Invention, réaction, enfumage
Difficile de ne pas subir l’injonction permanente à innover, inventer, renouveler. Loin de la foi positiviste dans le progrès qui portait autrefois aux nues tout ce qui paraissait d’avant-garde, c’est davantage aujourd’hui la société de consommation et l’hyper-compétitivité qui en découle qui instaurent cette dictature : qui n’avance pas s’exclut du monde des gagnants. Dans un environ- nement en forte mutation, il n’est certes plus possible de se satisfaire de réponses nées dans un univers révolu. Mais l’injonction est parfois si oppressante que ceux en peine d’inventivité en viennent à produire des simulacres de nouveauté. La presse – et d’a n’y échappe pas – a sa part de responsabilité dans cette dérive lorsqu’elle tente de répondre à l’avidité des lecteurs en conte- nus innovants ou stimulants pour leur imagination. Ce qu’il faut bien appeler les foires d’architecture, et tout particulièrement la Biennale de Venise, sont le lieu privilégié de ce théâtre des apparences. N’existe que celui qui paraît marquer un coup d’avance sur les autres. Mais les idées neuves étant rares, s’est développé un art permettant de réinventer la poudre sans en avoir l’air. On recycle les vieilles idées, on emballe des banalités dans une rhétorique pseudo-savante.

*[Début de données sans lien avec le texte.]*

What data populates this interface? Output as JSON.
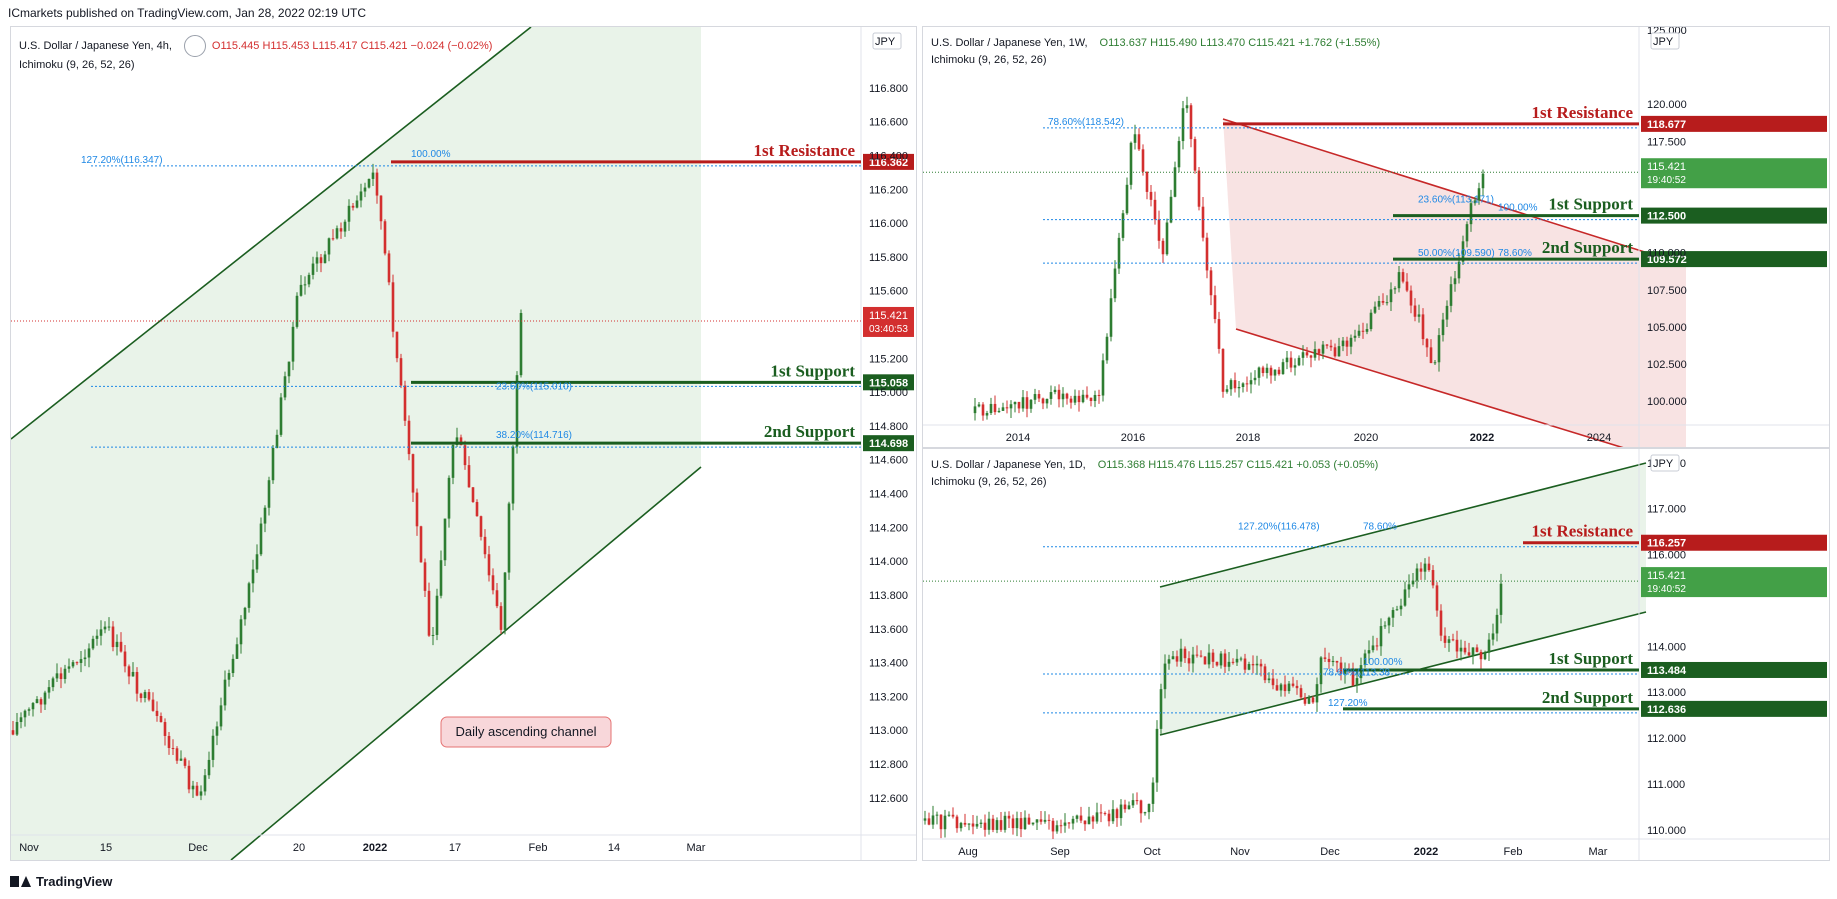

Le temps de l’architecture n’est pourtant pas celui des événements culturels et la manifestation vénitienne confiée cette année à David Chipperfield, tout en opérant dans un contexte de crise mondiale un retour assumé à de sages valeurs universelles, n’échappe pas toujours à ces dérives. Cela n’a pas empêché les critiques, déplorant le manque d’imagination du commissaire britannique. Perdure en effet cette idée sotte que l’imagination se jauge à l’aune de la complexité des formes et qu’à ce titre, par exemple, l’architecture de Lacaton & Vassal serait moins inventive que celle de Zaha Hadid.
En se penchant sur les modes de production de l’immobilier tertiaire comme nous le faisons ce mois-ci dans notre dossier, on voit bien que le déterminisme économique et financier est devenu si prégnant sur l’architecture que les questions formelles sont reléguées à l’arrière-plan de la conception. Or, si l’architecte veut jouer un rôle qui ne le limite pas au façadisme, il doit comprendre que ce qu’il envisage justement comme un lieu habitable n’est souvent plus qu’un produit financier et qu’il lui appartient désormais de déjouer ces mécanismes complexes des conditions de production.